Journal of Earth Science | 2016
Yang Peng; Yongbo Peng; Xianguo Lang; Haoran Ma; Kangjun Huang; Fangbing Li; Bing Shen
Global occurrences of Steptoean Positive Carbon Isotope Excursion (SPICE) during Late Cambrian recorded a significant perturbation in marine carbon cycle, and might have had profound impacts on the biological evolution. In previous studies, SPICE has been reported from the Jiangnan slope belt in South China. To evaluate the bathymetric extent of SPICE, we investigate the limestone samples from the upper Qingxi Formation in the Shaijiang Section in the Jiangnan Basin. Our results show the positive excursions for both carbonate carbon (δ13C) and organic carbon (δ13Corg) isotopes, as well as the concurrent positive shifts in sulfur isotopes of carbonate associated sulfate (CAS, δ34SCAS) and pyrite (δ34Spyrite), unequivocally indicating the presence of SPICE in the Jiangnan Basin.
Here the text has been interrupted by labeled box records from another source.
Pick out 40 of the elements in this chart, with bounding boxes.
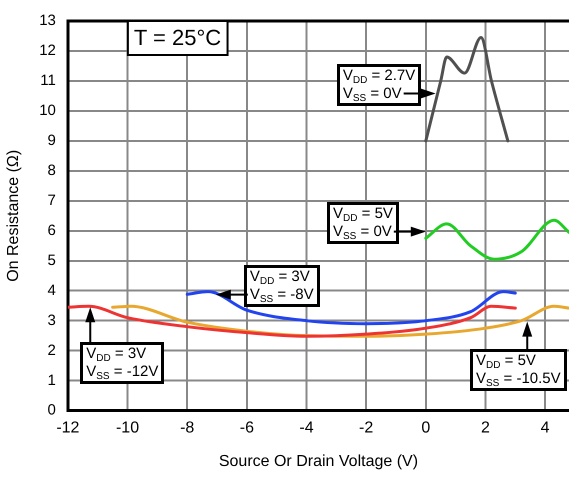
y-tick-label: 13 <box>39 12 56 30</box>
y-tick-label: 2 <box>48 342 56 359</box>
y-tick-label: 9 <box>48 132 56 150</box>
y-tick-label: 0 <box>48 402 56 419</box>
y-tick-label: 8 <box>48 162 56 179</box>
annotation: V$_{DD}$ = 3V <box>86 345 146 364</box>
x-tick-label: -4 <box>299 420 314 437</box>
y-tick-label: 10 <box>39 102 56 120</box>
y-tick-label: 6 <box>48 222 56 239</box>
line-series <box>186 290 517 326</box>
y-tick-label: 12 <box>39 42 56 60</box>
y-tick-label: 5 <box>48 252 56 269</box>
x-tick-label: -12 <box>56 420 80 437</box>
y-tick-label: 3 <box>48 312 56 329</box>
annotation: V$_{SS}$ = -12V <box>86 363 158 382</box>
annotation: V$_{DD}$ = 5V <box>476 352 536 371</box>
annotation: V$_{SS}$ = 0V <box>342 85 402 104</box>
line-series <box>424 36 510 142</box>
line-series <box>68 304 517 338</box>
x-tick-label: 4 <box>540 420 550 437</box>
y-tick-label: 1 <box>48 372 56 389</box>
x-tick-label: -8 <box>180 420 194 437</box>
x-axis-title: Source Or Drain Voltage (V) <box>218 452 418 470</box>
annotation: V$_{DD}$ = 5V <box>333 205 393 224</box>
annotation: V$_{SS}$ = -8V <box>250 286 314 306</box>
line-series <box>424 218 569 261</box>
x-tick-label: -2 <box>359 420 374 437</box>
x-tick-label: 2 <box>481 420 490 437</box>
y-tick-label: 4 <box>48 282 56 299</box>
x-tick-label: 0 <box>421 420 430 437</box>
y-tick-label: 7 <box>48 192 56 209</box>
annotation: V$_{DD}$ = 2.7V <box>342 67 416 86</box>
x-tick-label: -10 <box>116 420 140 437</box>
x-tick-label: -6 <box>240 420 254 437</box>
annotation: V$_{SS}$ = 0V <box>333 223 392 242</box>
annotation: V$_{DD}$ = 3V <box>250 268 310 288</box>
y-tick-label: 11 <box>40 72 56 90</box>
annotation: V$_{SS}$ = -10.5V <box>476 370 561 389</box>
y-axis-title: On Resistance (Ω) <box>5 150 22 282</box>
chart-title: T = 25°C <box>134 25 222 50</box>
A 4‰ increase in δ13Ccarb of the Qingxi limestone implies the increase of the relative flux of organic carbon burial by a factor of two. Concurrent positive excursions in δ34SCAS and δ34Spyrite have been attributed to the enhanced pyrite burial in oceans with extremely low concentration and spatially heterogeneous isotopic composition of seawater sulfate. Here, we propose that the seawater sulfur isotopic heterogeneity can be generated by volatile organic sulfur compound (VOSC, such as methanethiol and dimethyl sulfide) formation in sulfidic continental margins that were widespread during SPICE. Emission of 32S-enriched VOSC in atmosphere, followed by lateral transportation and aerobic oxidation in atmosphere, and precipitation in open oceans result in a net flux of 32S from continental margins to open oceans, elevating δ34S of seawater sulfate in continental margins. A simple box model indicates that about 35% to 75% of seawater sulfate in continental margins needs to be transported to open oceans via VOSC formation.